I'm hoping someone would explain what's going wrong and if there's a right way to do it for multidimensional (>=3) arrays.

Torsten on 2 Sep 2022
Edited: Torsten on 2 Sep 2022
A = rand(10,10,11);
B = A(:);
index = find(A==min(B))
index = 990
B(index)
ans = 2.4262e-04
[i j k] = ind2sub([10 10 11],index)
i = 10
j = 9
k = 10
A(i,j,k)
ans = 2.4262e-04
Torsten on 3 Sep 2022
@Bruno Luong Thank you.

Steven Lord on 3 Sep 2022
Use the 'all' dimension argument and the 'linear' index argument to obtain the linear index of the maximum of the array considering the data in all dimensions.

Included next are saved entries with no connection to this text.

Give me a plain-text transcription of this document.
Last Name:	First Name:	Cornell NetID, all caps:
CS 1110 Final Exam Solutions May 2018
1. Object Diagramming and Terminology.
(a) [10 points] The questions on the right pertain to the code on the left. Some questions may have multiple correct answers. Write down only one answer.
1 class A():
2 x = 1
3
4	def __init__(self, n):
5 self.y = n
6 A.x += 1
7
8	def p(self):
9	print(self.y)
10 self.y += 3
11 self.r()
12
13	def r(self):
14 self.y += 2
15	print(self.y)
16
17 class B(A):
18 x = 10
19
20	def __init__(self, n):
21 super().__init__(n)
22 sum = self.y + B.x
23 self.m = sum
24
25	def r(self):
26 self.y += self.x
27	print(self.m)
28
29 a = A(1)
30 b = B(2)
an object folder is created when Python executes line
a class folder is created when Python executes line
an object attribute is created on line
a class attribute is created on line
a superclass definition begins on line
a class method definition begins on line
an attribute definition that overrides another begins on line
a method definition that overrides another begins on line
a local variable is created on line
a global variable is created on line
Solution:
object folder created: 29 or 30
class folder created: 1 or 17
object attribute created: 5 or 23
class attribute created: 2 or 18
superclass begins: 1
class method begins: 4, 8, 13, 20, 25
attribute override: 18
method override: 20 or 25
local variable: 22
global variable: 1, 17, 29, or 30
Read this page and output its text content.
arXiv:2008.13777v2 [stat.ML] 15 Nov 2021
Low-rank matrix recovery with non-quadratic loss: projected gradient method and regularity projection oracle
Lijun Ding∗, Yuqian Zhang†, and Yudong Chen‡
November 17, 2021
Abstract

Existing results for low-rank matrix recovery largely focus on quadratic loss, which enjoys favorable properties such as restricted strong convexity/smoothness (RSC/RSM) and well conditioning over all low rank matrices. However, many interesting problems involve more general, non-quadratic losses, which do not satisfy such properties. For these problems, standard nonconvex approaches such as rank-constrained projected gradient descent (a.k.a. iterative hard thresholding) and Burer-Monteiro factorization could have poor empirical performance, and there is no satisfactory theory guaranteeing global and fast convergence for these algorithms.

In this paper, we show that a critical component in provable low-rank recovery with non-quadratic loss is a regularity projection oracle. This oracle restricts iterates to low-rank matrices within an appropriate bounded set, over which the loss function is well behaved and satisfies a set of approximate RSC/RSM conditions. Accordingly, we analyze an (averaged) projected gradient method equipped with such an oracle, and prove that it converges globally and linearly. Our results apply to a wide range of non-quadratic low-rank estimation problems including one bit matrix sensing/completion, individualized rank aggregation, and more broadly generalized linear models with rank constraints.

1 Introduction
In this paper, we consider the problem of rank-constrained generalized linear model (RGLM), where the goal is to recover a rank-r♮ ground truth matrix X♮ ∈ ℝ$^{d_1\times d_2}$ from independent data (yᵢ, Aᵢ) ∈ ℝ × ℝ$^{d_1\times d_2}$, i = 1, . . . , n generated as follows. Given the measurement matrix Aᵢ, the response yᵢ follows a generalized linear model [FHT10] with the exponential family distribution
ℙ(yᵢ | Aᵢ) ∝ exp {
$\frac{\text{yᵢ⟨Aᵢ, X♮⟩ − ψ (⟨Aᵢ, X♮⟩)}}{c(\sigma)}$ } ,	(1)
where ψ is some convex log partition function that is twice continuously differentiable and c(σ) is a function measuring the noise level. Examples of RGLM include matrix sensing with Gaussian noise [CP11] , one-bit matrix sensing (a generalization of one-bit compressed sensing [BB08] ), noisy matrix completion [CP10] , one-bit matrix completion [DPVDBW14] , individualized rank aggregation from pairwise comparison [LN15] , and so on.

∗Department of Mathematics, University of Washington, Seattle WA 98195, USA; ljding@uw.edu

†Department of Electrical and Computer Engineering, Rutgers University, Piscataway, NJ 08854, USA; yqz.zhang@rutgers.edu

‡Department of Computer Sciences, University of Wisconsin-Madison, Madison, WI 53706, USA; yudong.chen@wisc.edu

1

A = reshape(randperm(24), [3 2 4])
A =
A(:,:,1) = 5 13 9 3 23 6 A(:,:,2) = 22 15 8 24 19 16 A(:,:,3) = 11 21 1 14 2 10 A(:,:,4) = 18 12 20 7 4 17
[value, ind] = min(A, [], 'all', 'linear')
value = 1
ind = 14
A(ind)
ans = 1
If you need the subscripts instead of the linear index, use ind2sub.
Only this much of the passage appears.